The major components are

• GOAL-IR, a linear intermediate representation for GOAL code

  • "Environment"
  • "Ref"
  • Constant propagation of integers/floats
  • Constant propagation of memory locations
  • Ref in_gpr

• The type system

  • Type inheritance
  • Integer/float/pointer types (value semantics)
  • Reference types
  • Bitfield types
  • 128-bit integer types (EE GPRs are 128-bit when used with MMI instructions, these will become xmm's)
  • Floating point vector types
  • Structure types
  • Inline structures as fields
  • Array access / alignment rules
  • Pointer dereferencing
  • Methods (dynamic and static dispatch)
  • Function arguments/returns
  • Global symbols
  • Type checking
  • Lowest common ancestor
  • Built-in types in the GOAL runtime/C Kernel

• The GOOS Macro Language

  • S-expression parser (the "Reader")
  • Reader text db (for error messages that point to a specific line)
  • Scheme interpreter

• Front-end (convert s-expressions to GOAL-IR)

• Parsing helpers

• Macro expansion

• Control flow/block forms

• Type definitions

• Inline assembly forms

• Function/method call

• Math forms

• Lexical scoping (immediate application of lambda)
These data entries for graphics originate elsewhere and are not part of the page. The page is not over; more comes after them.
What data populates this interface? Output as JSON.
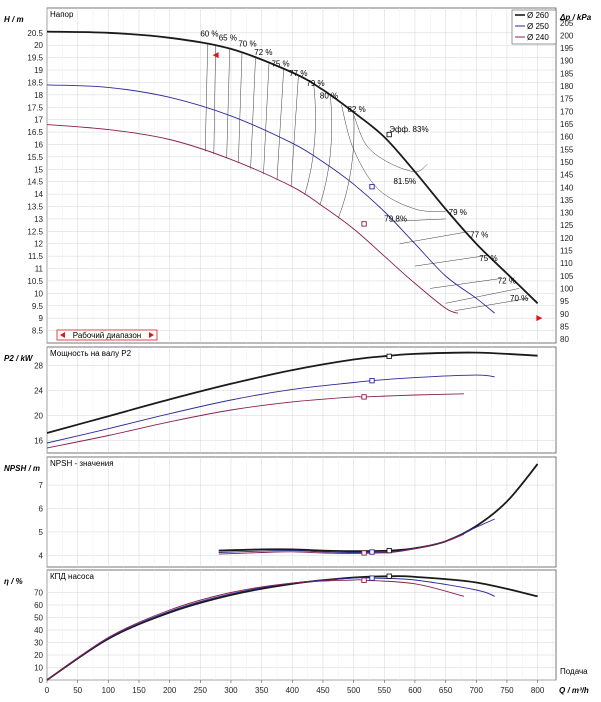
{
  "chart_data": {
    "type": "line",
    "x_axis": {
      "label": "Q / m³/h",
      "right_label": "Подача",
      "range": [
        0,
        830
      ],
      "ticks": [
        0,
        50,
        100,
        150,
        200,
        250,
        300,
        350,
        400,
        450,
        500,
        550,
        600,
        650,
        700,
        750,
        800
      ]
    },
    "legend": [
      {
        "name": "Ø 260",
        "color": "#1a1a1a"
      },
      {
        "name": "Ø 250",
        "color": "#2b2b9a"
      },
      {
        "name": "Ø 240",
        "color": "#8a1f4f"
      }
    ],
    "panels": [
      {
        "id": "head",
        "title": "Напор",
        "ylabel": "H / m",
        "ylabel_right": "Δp / kPa",
        "ylim": [
          8.0,
          21.5
        ],
        "yticks": [
          8.5,
          9,
          9.5,
          10,
          10.5,
          11,
          11.5,
          12,
          12.5,
          13,
          13.5,
          14,
          14.5,
          15,
          15.5,
          16,
          16.5,
          17,
          17.5,
          18,
          18.5,
          19,
          19.5,
          20,
          20.5
        ],
        "yticks_right": [
          80,
          85,
          90,
          95,
          100,
          105,
          110,
          115,
          120,
          125,
          130,
          135,
          140,
          145,
          150,
          155,
          160,
          165,
          170,
          175,
          180,
          185,
          190,
          195,
          200,
          205
        ],
        "series": [
          {
            "name": "Ø 260",
            "x": [
              0,
              100,
              200,
              300,
              400,
              450,
              500,
              550,
              600,
              650,
              700,
              750,
              800
            ],
            "y": [
              20.55,
              20.5,
              20.3,
              19.85,
              18.9,
              18.2,
              17.3,
              16.3,
              14.9,
              13.4,
              12.0,
              10.8,
              9.6
            ]
          },
          {
            "name": "Ø 250",
            "x": [
              0,
              100,
              200,
              300,
              400,
              450,
              500,
              550,
              600,
              650,
              700,
              730
            ],
            "y": [
              18.4,
              18.3,
              17.9,
              17.15,
              16.05,
              15.3,
              14.4,
              13.3,
              12.0,
              10.7,
              9.8,
              9.2
            ]
          },
          {
            "name": "Ø 240",
            "x": [
              0,
              100,
              200,
              300,
              400,
              450,
              500,
              550,
              600,
              650,
              670
            ],
            "y": [
              16.8,
              16.6,
              16.2,
              15.4,
              14.3,
              13.5,
              12.6,
              11.5,
              10.4,
              9.4,
              9.2
            ]
          }
        ],
        "efficiency_labels": [
          "60 %",
          "65 %",
          "70 %",
          "72 %",
          "75 %",
          "77 %",
          "79 %",
          "80 %",
          "82 %",
          "Эфф. 83%",
          "81.5%",
          "79.8%",
          "79 %",
          "77 %",
          "75 %",
          "72 %",
          "70 %"
        ],
        "duty_points": [
          {
            "x": 558,
            "y": 16.4
          },
          {
            "x": 530,
            "y": 14.3
          },
          {
            "x": 517,
            "y": 12.8
          }
        ],
        "operating_range_label": "Рабочий диапазон"
      },
      {
        "id": "power",
        "title": "Мощность на валу P2",
        "ylabel": "P2 / kW",
        "ylim": [
          14,
          31
        ],
        "yticks": [
          16,
          20,
          24,
          28
        ],
        "series": [
          {
            "name": "Ø 260",
            "x": [
              0,
              100,
              200,
              300,
              400,
              500,
              560,
              600,
              700,
              800
            ],
            "y": [
              17.2,
              19.9,
              22.6,
              25.1,
              27.3,
              29.0,
              29.6,
              29.9,
              30.1,
              29.6
            ]
          },
          {
            "name": "Ø 250",
            "x": [
              0,
              100,
              200,
              300,
              400,
              500,
              530,
              600,
              700,
              730
            ],
            "y": [
              15.6,
              17.9,
              20.3,
              22.5,
              24.2,
              25.3,
              25.6,
              26.1,
              26.5,
              26.2
            ]
          },
          {
            "name": "Ø 240",
            "x": [
              0,
              100,
              200,
              300,
              400,
              500,
              517,
              600,
              680
            ],
            "y": [
              14.8,
              16.8,
              19.0,
              20.9,
              22.2,
              23.0,
              23.0,
              23.3,
              23.5
            ]
          }
        ],
        "duty_points": [
          {
            "x": 558,
            "y": 29.5
          },
          {
            "x": 530,
            "y": 25.6
          },
          {
            "x": 517,
            "y": 23.0
          }
        ]
      },
      {
        "id": "npsh",
        "title": "NPSH - значения",
        "ylabel": "NPSH / m",
        "ylim": [
          3.5,
          8.2
        ],
        "yticks": [
          4,
          5,
          6,
          7
        ],
        "series": [
          {
            "name": "Ø 260",
            "x": [
              280,
              350,
              400,
              450,
              500,
              560,
              600,
              650,
              700,
              750,
              800
            ],
            "y": [
              4.2,
              4.25,
              4.25,
              4.2,
              4.18,
              4.2,
              4.3,
              4.6,
              5.25,
              6.3,
              7.9
            ]
          },
          {
            "name": "Ø 250",
            "x": [
              280,
              350,
              400,
              450,
              500,
              560,
              600,
              650,
              700,
              730
            ],
            "y": [
              4.12,
              4.18,
              4.2,
              4.15,
              4.12,
              4.15,
              4.3,
              4.6,
              5.2,
              5.55
            ]
          },
          {
            "name": "Ø 240",
            "x": [
              280,
              350,
              400,
              450,
              500,
              560,
              600,
              650,
              680
            ],
            "y": [
              4.05,
              4.12,
              4.15,
              4.1,
              4.08,
              4.12,
              4.28,
              4.6,
              4.9
            ]
          }
        ],
        "duty_points": [
          {
            "x": 558,
            "y": 4.2
          },
          {
            "x": 530,
            "y": 4.14
          },
          {
            "x": 517,
            "y": 4.1
          }
        ]
      },
      {
        "id": "efficiency",
        "title": "КПД насоса",
        "ylabel": "η / %",
        "ylim": [
          0,
          88
        ],
        "yticks": [
          0,
          10,
          20,
          30,
          40,
          50,
          60,
          70
        ],
        "series": [
          {
            "name": "Ø 260",
            "x": [
              0,
              100,
              200,
              300,
              400,
              500,
              560,
              600,
              700,
              800
            ],
            "y": [
              0,
              33,
              54,
              68,
              77,
              82,
              83,
              82.5,
              78,
              67
            ]
          },
          {
            "name": "Ø 250",
            "x": [
              0,
              100,
              200,
              300,
              400,
              500,
              530,
              600,
              700,
              730
            ],
            "y": [
              0,
              33.5,
              55,
              69,
              77.5,
              81.5,
              81.5,
              80,
              72,
              67
            ]
          },
          {
            "name": "Ø 240",
            "x": [
              0,
              100,
              200,
              300,
              400,
              500,
              517,
              600,
              680
            ],
            "y": [
              0,
              34,
              56,
              70,
              77.5,
              80,
              79.8,
              77,
              67
            ]
          }
        ],
        "duty_points": [
          {
            "x": 558,
            "y": 83
          },
          {
            "x": 530,
            "y": 81.5
          },
          {
            "x": 517,
            "y": 79.8
          }
        ]
      }
    ]
  }
}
• Function inlining (slightly different scoping rules of immediate lambda)

• Function/macro definition

• Static Objects

• Regsiter allocation

• Analysis

• Allocation

• Stack spilling

• xmm and gpr promotion/demotions for EE 128-bit register usage

• Codegen (convert GOAL-IR + register allocations to x86 object file format)

• Linking data

• 64-bit GPR

• 32-bit float

• 128-bit GPR

• 32-bit float x4 vector register

• function prologue/epilogue

• stack spilling

• Listener/REPL

  • Network connection
  • Tracking loaded files
  • Sending code from REPL
  • GOOS REPL option
  • Expand single macro debugging feature
  • Interface for running gtests

Asset Extraction Tool

Not started yet. The simplest version of this tool is just to use the decompiler logic to turn the level/art-group/texture/TXT files into GOAL source code, and copy all STR/sound/visibility files.

File formats:

• Art group (a GOAL object format)
  • There may be more formats related to art groups.
• Texture page (a GOAL object format)
  • Texture page directory (a GOAL object format)
• Level (vis-bt) (a GOAL object format)
• TEXT/*.TXT (text, a GOAL object format)
• MUS (sequenced music)
• SBK (sound bank)
• STR (streaming animation)
• VAG (ADPCM audio)
• VIS (visibility data bitstream)
• Loading screen image
• save game icon (I do not care about this)

Asset Packing Tool

Packs together all assets into a format that can be played. The simplest version to go with the simplest extraction tool will just pass the level/art-group/texture/TXT files to the compiler, and copy STR/sound/visbility files into the fakeiso. Then pack in CGOs/DGOs.